Leo Kundi
Geb. am: |
03. Juni 1888 |
Fakultät: |
Medizinische Fakultät | Medizin Universität Wien |
Kategorie: |
Vertriebene Studierende |
Leo KUNDI, geb. am 3. Juni 1888 in Wien (heimatberechtigt in Wien, Staatsbürgerschaft: Österreich), Sohn von Albert Kundi (Bürgerschuldirektor, Bezirksschulinspektor, Wiener Gemeinderat 1857-1933) und der Adolfine Kundi, geb. Teufelsberger (Lehrerin, gest. 1937), wohnte in Wien 18, Dittesgasse 6/4.
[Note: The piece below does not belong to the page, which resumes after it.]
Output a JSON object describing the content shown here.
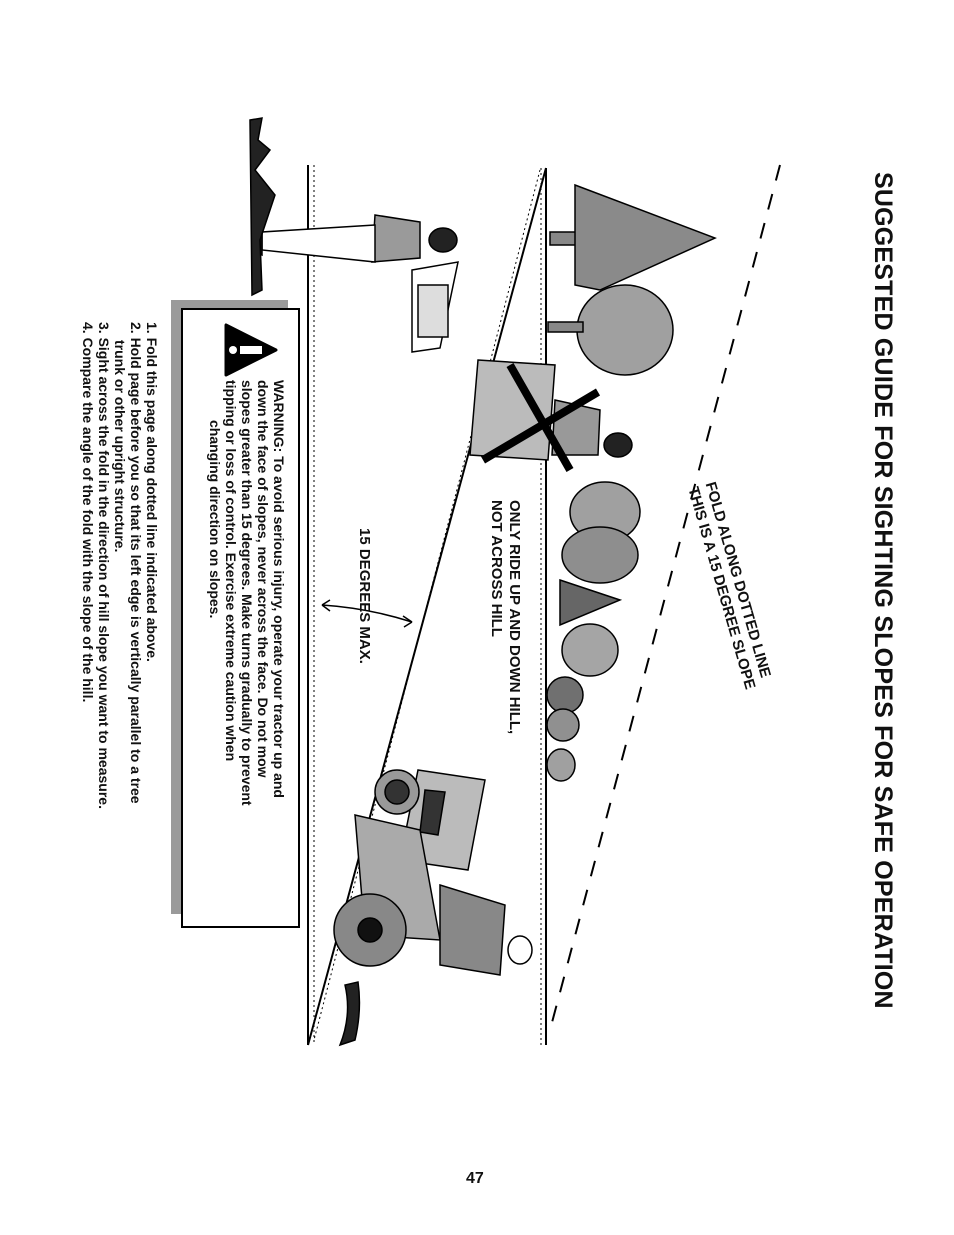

Er hatte 1908 die Realschule abgeschlossen und trat im selben Jahr in den Rechnungsdienst der Stadt Wien ein. Von dort wechselte er 1919 in den Anstaltsdienst der öffentlichen städtischen Kinderfürsorge im "Roten Wien", leitete verschiedene Kinderfürsorgeeinrichtungen und wurde schließlich 1926 Direktor der Kinderübernahmestelle der Gemeinde Wien (Wien 9., Lustkandlgasse 50), die er mitgründete und bis 1938 leitet.
Er war seit 1932 verheiratet mit Hermine, geb. Frieben (1912-1993).
Er begann im Wintersemester 1936/37 an der philosophischen Fakultät die Ergänzungsstudien aus Latein und dem philosophischen Propädeutikum zu studieren um nach erfolgreichen Abschluss schließlich Im Wintersemester 1937/38 das Medizinstudium an der Universität Wien aufnehmen zu können.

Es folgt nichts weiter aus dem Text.